Here when proving part $2$, we get the result that $\frac{d}{dt}e(t)\leq 0$. That is it is a decreasing function. Hence for the given condition in part $3$, we can of course say that $\forall t\in[0,t_0]$,$\displaystyle e(t) = \int\limits_{U} g(x)^2\,d x $.
So is it same as saying no energy dissipation of $u(x,t)$ until time $t_0$ and then it decreases.

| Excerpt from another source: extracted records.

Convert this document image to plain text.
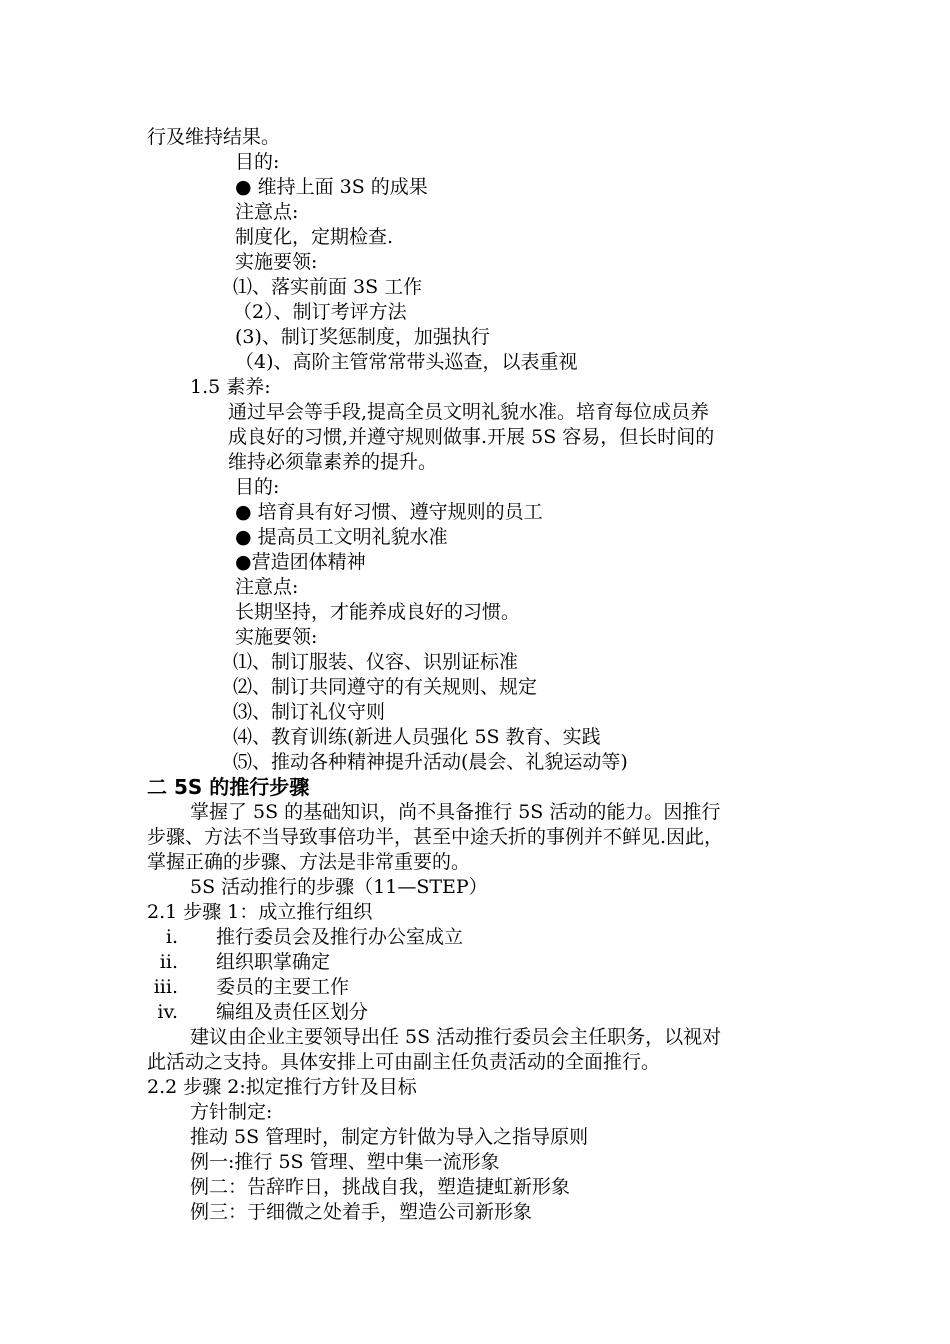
行及维持结果。
目的:
● 维持上面 3S 的成果
注意点:
制度化，定期检查.
实施要领:
⑴、落实前面 3S 工作
（2）、制订考评方法
(3)、制订奖惩制度，加强执行
（4)、高阶主管常常带头巡查，以表重视
1.5 素养:
通过早会等手段,提高全员文明礼貌水准。培育每位成员养
成良好的习惯,并遵守规则做事.开展 5S 容易，但长时间的
维持必须靠素养的提升。
目的:
● 培育具有好习惯、遵守规则的员工
● 提高员工文明礼貌水准
●营造团体精神
注意点:
长期坚持，才能养成良好的习惯。
实施要领:
⑴、制订服装、仪容、识别证标准
⑵、制订共同遵守的有关规则、规定
⑶、制订礼仪守则
⑷、教育训练(新进人员强化 5S 教育、实践
⑸、推动各种精神提升活动(晨会、礼貌运动等)
二 5S 的推行步骤
掌握了 5S 的基础知识，尚不具备推行 5S 活动的能力。因推行
步骤、方法不当导致事倍功半，甚至中途夭折的事例并不鲜见.因此，
掌握正确的步骤、方法是非常重要的。
5S 活动推行的步骤（11—STEP）
2.1 步骤 1：成立推行组织
i. 推行委员会及推行办公室成立
ii. 组织职掌确定
iii. 委员的主要工作
iv. 编组及责任区划分
建议由企业主要领导出任 5S 活动推行委员会主任职务，以视对
此活动之支持。具体安排上可由副主任负责活动的全面推行。
2.2 步骤 2:拟定推行方针及目标
方针制定:
推动 5S 管理时，制定方针做为导入之指导原则
例一:推行 5S 管理、塑中集一流形象
例二：告辞昨日，挑战自我，塑造捷虹新形象
例三：于细微之处着手，塑造公司新形象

Or is there any better conclusion that we can get from this result?
Thank you
With
$I = \displaystyle \int_U u \; dV, \tag 1$
we have
$I_t = \displaystyle \int_U u_t \; dV, \tag 2$
or, in light of
$u_t = \nabla^2 u = \nabla \cdot \nabla u, \tag{2.5}$
$I_t = \displaystyle \int_U \nabla \cdot \nabla u \; dV; \tag 3$
we invoke the divergence theorem, where $dS$ is the volume element on $\partial U$:
$I_t = \displaystyle \int_{\partial U} \nabla u \cdot \nu \; dS = \displaystyle \int_{\partial U} \dfrac{\partial u}{\partial \nu} \; dS = 0; \tag 4$
so $I$ is constant, whence
$I(t) = I(0) = \displaystyle \int_U u(x, 0) \; dV = \int_U g(x) \; dV. \tag 5$
Next,
$e(t) = \displaystyle \int_U u^2(x, t) \; dV, \tag 6$
$e_t = 2 \displaystyle \int_U uu_t \; dV, \tag 7$
$e_t = 2 \displaystyle \int_U u \nabla^2 u \; dV; \tag 8$
we now invoke the well-known identity
$\nabla \cdot (u \nabla u) = \nabla u \cdot \nabla u + u \nabla^2 u \tag 9$
yielding
$e_t = 2 \displaystyle \int_U u \nabla^2 u \; dV = 2\int_U ( \nabla \cdot (u \nabla u) - \nabla u \cdot \nabla u) \; dV$ $= 2\displaystyle \int_U \nabla \cdot (u \nabla u) \; dV - 2 \int_U \nabla u \cdot \nabla u \; dV; \tag{10}$
we evaluate the first integral on the right:
$\displaystyle \int_U \nabla \cdot (u \nabla u) \; dV = \int_{\partial U} u\nabla u \cdot \nu \; dS = \displaystyle \int_{\partial U} u \dfrac{\partial u}{\partial \nu} \; dS = 0; \tag{11}$
thus (10) becomes
$e_t = 2 \displaystyle \int_U u \nabla^2 u \; dV = -2\displaystyle \int_U \nabla u \cdot \nabla u \; dV \le 0; \tag{12}$
thus
$e(t) = \displaystyle \int_U u^2(x, t) \; dV \le \int_U u^2(x, 0) \; dV = \int_U g^2(x) \; dV. \tag{13}$
Next observe that since $u$ is smooth, (12) implies that
$e_t = 0 \Longleftrightarrow \nabla u = 0; \tag{14}$
now if for some $t_0 > 0$
$e(t_0) = \displaystyle \int_U g^2(x) \; dV = e(0), \tag{15}$
it follows that
$e_t(t) = 0, \; 0 \le t \le t_0, \tag{16}$
and then in accord with (14),
$\nabla u = 0, \; 0 \le t \le t_0; \tag{17}$
since
$u_t = \nabla^2 u = \nabla \cdot \nabla u, \tag{18}$
we infer that
$u_t = 0, \; 0 \le t \le t_0; \tag{19}$
by (17) and (19), $u$ is constant on $U \times [0, t_0]$. Since
$u(x, 0) = g(x), \tag{20}$
$g(x)$ is constant on $U$ as well. We see then that assumption (3) in the question implies that $u(x, t)$ is constant for $t \in [0, t_0]$, and since $u(x, t_0)$ is constant in $x$ we may, taking it as an initial condition at $t = t_0$, likely infer that $u(x, t_0)$ is constant for all $t \ge t_0$. Of course, certainty of such an observation requires perhaps more detailed information concerning the existence and uniqueness of solutions to (18), which discussion I will leave to another time and place.